During the tour of the facility LPA and Licensee observed the following deficiencies:
· LPA requested a current resident roster LIC9020. The facility did not have a resident roster. LPA was given a typed up list of residents that was outdated with 2 residents (R1 and R2) that had expired. LPA also noticed R3 who had passed away “a couple weeks ago” per S1 was not on the typed sheet.
· LPA observed PRN medication in the refrigerator that was not locked in the designated lock box.

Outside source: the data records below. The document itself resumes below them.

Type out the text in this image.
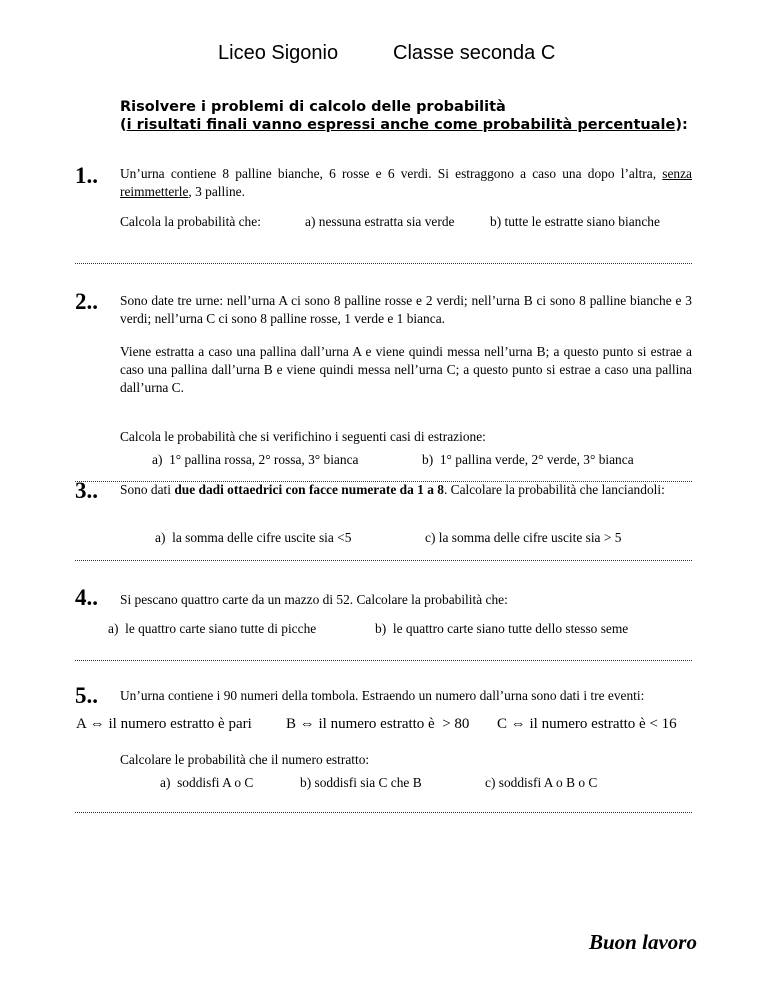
Liceo Sigonio	Classe seconda C
Risolvere i problemi di calcolo delle probabilità
(i risultati finali vanno espressi anche come probabilità percentuale):
1.. Un’urna contiene 8 palline bianche, 6 rosse e 6 verdi. Si estraggono a caso una dopo l’altra, senza reimmetterle, 3 palline.
Calcola la probabilità che:	a) nessuna estratta sia verde	b) tutte le estratte siano bianche
2.. Sono date tre urne: nell’urna A ci sono 8 palline rosse e 2 verdi; nell’urna B ci sono 8 palline bianche e 3 verdi; nell’urna C ci sono 8 palline rosse, 1 verde e 1 bianca.
Viene estratta a caso una pallina dall’urna A e viene quindi messa nell’urna B; a questo punto si estrae a caso una pallina dall’urna B e viene quindi messa nell’urna C; a questo punto si estrae a caso una pallina dall’urna C.
Calcola le probabilità che si verifichino i seguenti casi di estrazione:
a)  1° pallina rossa, 2° rossa, 3° bianca	b)  1° pallina verde, 2° verde, 3° bianca
3.. Sono dati due dadi ottaedrici con facce numerate da 1 a 8. Calcolare la probabilità che lanciandoli:
a)  la somma delle cifre uscite sia <5	c) la somma delle cifre uscite sia > 5
4.. Si pescano quattro carte da un mazzo di 52. Calcolare la probabilità che:
a)  le quattro carte siano tutte di picche	b)  le quattro carte siano tutte dello stesso seme
5.. Un’urna contiene i 90 numeri della tombola. Estraendo un numero dall’urna sono dati i tre eventi:
A ⇔ il numero estratto è pari B ⇔ il numero estratto è  > 80 C ⇔ il numero estratto è < 16
Calcolare le probabilità che il numero estratto:
a)  soddisfi A o C	b) soddisfi sia C che B	c) soddisfi A o B o C
Buon lavoro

· LPA reviewed SIR log and noticed the last SIR was dated in 2017. LPA inquired with Licensee about SIR’s including death reports for R1, R2 and R3. Licensee was able to show proof of SIR's submitted for R2 and R3 but not for R1 who had expired more than 7 days ago.
· LPA observed observed S2 and S3 on LIC500 who were not associated to the facility. S2 is cleared but not associated and worked at the facility per Licensee. This a zero tolerance related regulation. Licensee will receive a civil penalty of $500. S2 does not posses a background clearance and is listed as a staff member on LIC500. For this Licensee will be issued a civil penalty of $500. Civil penalties will total $1000.
An exit interview was conducted, a copy of this report, and appeal rights were provided to facility licensee, Annie Jane Mekinas.